Associated closes First Federal acquisition

        GREEN BAY, Wis. – Oct. 29, 2004 – Associated Banc-Corp (NASDAQ: ASBC) today completed its acquisition of First Federal Capital Corp (NASDAQ: FTFC) of La Crosse, Wis.

         “We warmly welcome First Federal’s 250,000 customers and the employees who serve them to the Associated family. Our customers can look forward to building on the personal relationships they have with our staff in their local bank offices. They will enjoy a greatly expanded range of financial products and a branch system of 300 offices for greater convenience,” said Paul Beideman, president and CEO of Associated Banc-Corp.

        Under the terms of the transaction, as previously announced, First Federal shareholders will receive 0.9525 shares of Associated common stock for each share of First Federal common stock, an equivalent amount of cash, or a combination of both. Based on Associated’s closing stock price today of $34.69 per share, cash will be paid at rate of $33.04 for each share of First Federal stock converted to cash.

        The merger agreement requires the total consideration for outstanding First Federal shares to equal 90 percent Associated stock and 10 percent cash (including cash paid for fractional shares). First Federal shareholders’ elections for cash consideration have, in the aggregate, exceeded 10 percent of the outstanding shares. As such, the pool of shares initially elected to be converted to cash will be adjusted downward on a pro rata basis. Associated’s transfer agent, National City Bank, is in the process of establishing the proration, which only affects those First Federal shareholders who made a cash election. Letters of transmittal and other instructions will be mailed to all First Federal shareholders on or about Nov. 3.

         Additionally, Associated’s board appointed two new members from the board of First Federal, in accordance with the merger agreement between the two companies.

        Jack C. Rusch, 58, president and CEO of First Federal, was named to Associated’s board effective immediately. Rusch has been with First Federal since 1984 and has been president and CEO since 2000. He holds a bachelor of business administration degree from the University of Wisconsin-Madison, and an MBA from the University of Wisconsin-Oshkosh. He is also a certified public accountant.

        Richard T. Lommen, 60, was also appointed to Associated’s board. Lommen has been vice chairman of First Federal Capital Corp’s board since April 2002. He has been a board member since 1989. Lommen received a bachelor of business administration degree from the University of Wisconsin-La Crosse in 1968. He has been the president of Courtesy Corporation, a McDonald’s restaurant franchisee, located in La Crosse, for more than 35 years.

         Associated Banc-Corp, headquartered in Green Bay, Wis., is a diversified multibank holding company with total assets of approximately $20 billion, including First Federal. Associated serves more than 150 communities in Wisconsin, Illinois, and Minnesota with approximately 300 banking offices, including approximately 93 offices of First Federal. The company offers a full range of traditional banking services and a variety of other financial products and services. More information about Associated Banc-Corp is available at www.AssociatedBank.com.

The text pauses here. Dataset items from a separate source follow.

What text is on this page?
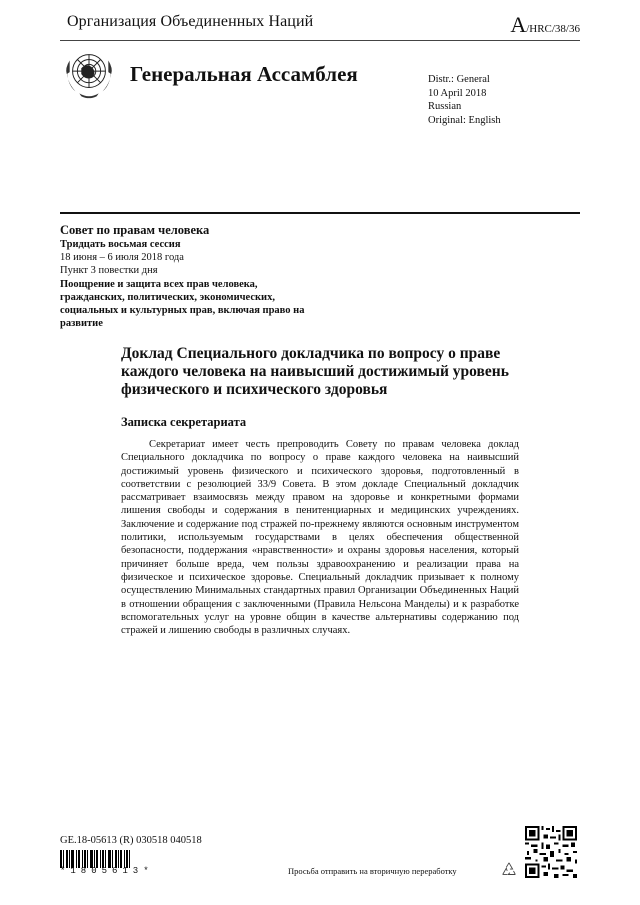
Организация Объединенных Наций	A/HRC/38/36
Генеральная Ассамблея	Distr.: General
10 April 2018
Russian
Original: English
Совет по правам человека
Тридцать восьмая сессия
18 июня – 6 июля 2018 года
Пункт 3 повестки дня
Поощрение и защита всех прав человека, гражданских, политических, экономических, социальных и культурных прав, включая право на развитие
Доклад Специального докладчика по вопросу о праве каждого человека на наивысший достижимый уровень физического и психического здоровья
Записка секретариата
Секретариат имеет честь препроводить Совету по правам человека доклад Специального докладчика по вопросу о праве каждого человека на наивысший достижимый уровень физического и психического здоровья, подготовленный в соответствии с резолюцией 33/9 Совета. В этом докладе Специальный докладчик рассматривает взаимосвязь между правом на здоровье и конкретными формами лишения свободы и содержания в пенитенциарных и медицинских учреждениях. Заключение и содержание под стражей по-прежнему являются основным инструментом политики, используемым государствами в целях обеспечения общественной безопасности, поддержания «нравственности» и охраны здоровья населения, который причиняет больше вреда, чем пользы здравоохранению и реализации права на физическое и психическое здоровье. Специальный докладчик призывает к полному осуществлению Минимальных стандартных правил Организации Объединенных Наций в отношении обращения с заключенными (Правила Нельсона Манделы) и к разработке вспомогательных услуг на уровне общин в качестве альтернативы содержанию под стражей и лишению свободы в различных случаях.
GE.18-05613 (R) 030518 040518
*1805613*	Просьба отправить на вторичную переработку
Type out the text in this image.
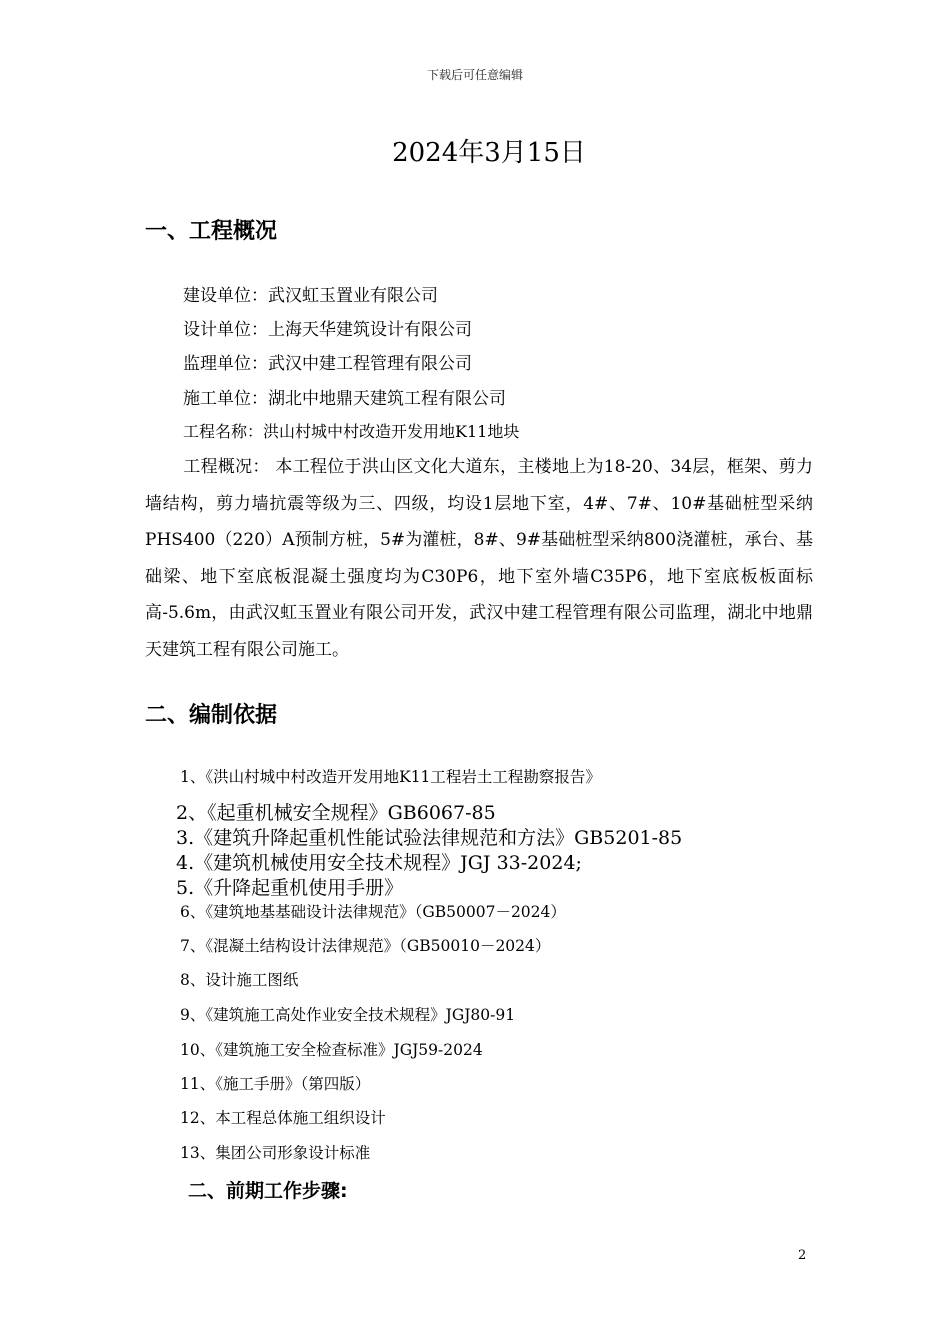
下载后可任意编辑
2024年3月15日
一、工程概况
建设单位：武汉虹玉置业有限公司
设计单位：上海天华建筑设计有限公司
监理单位：武汉中建工程管理有限公司
施工单位：湖北中地鼎天建筑工程有限公司
工程名称：洪山村城中村改造开发用地K11地块
工程概况： 本工程位于洪山区文化大道东，主楼地上为18-20、34层，框架、剪力墙结构，剪力墙抗震等级为三、四级，均设1层地下室，4#、7#、10#基础桩型采纳PHS400（220）A预制方桩，5#为灌桩，8#、9#基础桩型采纳800浇灌桩，承台、基础梁、地下室底板混凝土强度均为C30P6，地下室外墙C35P6，地下室底板板面标高-5.6m，由武汉虹玉置业有限公司开发，武汉中建工程管理有限公司监理，湖北中地鼎天建筑工程有限公司施工。
二、编制依据
1、《洪山村城中村改造开发用地K11工程岩土工程勘察报告》
2、《起重机械安全规程》GB6067-85
3.《建筑升降起重机性能试验法律规范和方法》GB5201-85
4.《建筑机械使用安全技术规程》JGJ 33-2024;
5.《升降起重机使用手册》
6、《建筑地基基础设计法律规范》（GB50007－2024）
7、《混凝土结构设计法律规范》（GB50010－2024）
8、设计施工图纸
9、《建筑施工高处作业安全技术规程》JGJ80-91
10、《建筑施工安全检查标准》JGJ59-2024
11、《施工手册》（第四版）
12、本工程总体施工组织设计
13、集团公司形象设计标准
二、前期工作步骤:
2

        Statements made in this document that are not purely historical are forward-looking statements, as defined in the Private Securities Litigation Reform Act of 1995. This includes any statements regarding management’s plans, objectives, or goals for future operations, products or services, and other measures of performance. Forward-looking statements are based on current management expectations and, by their nature, are subject to risks and uncertainties. These statements may be identified by the use of the word “will,” or similar expressions. Outcomes related to such statements are subject to numerous risk factors and uncertainties including those listed in the company’s Annual Report filed on Form 10-K.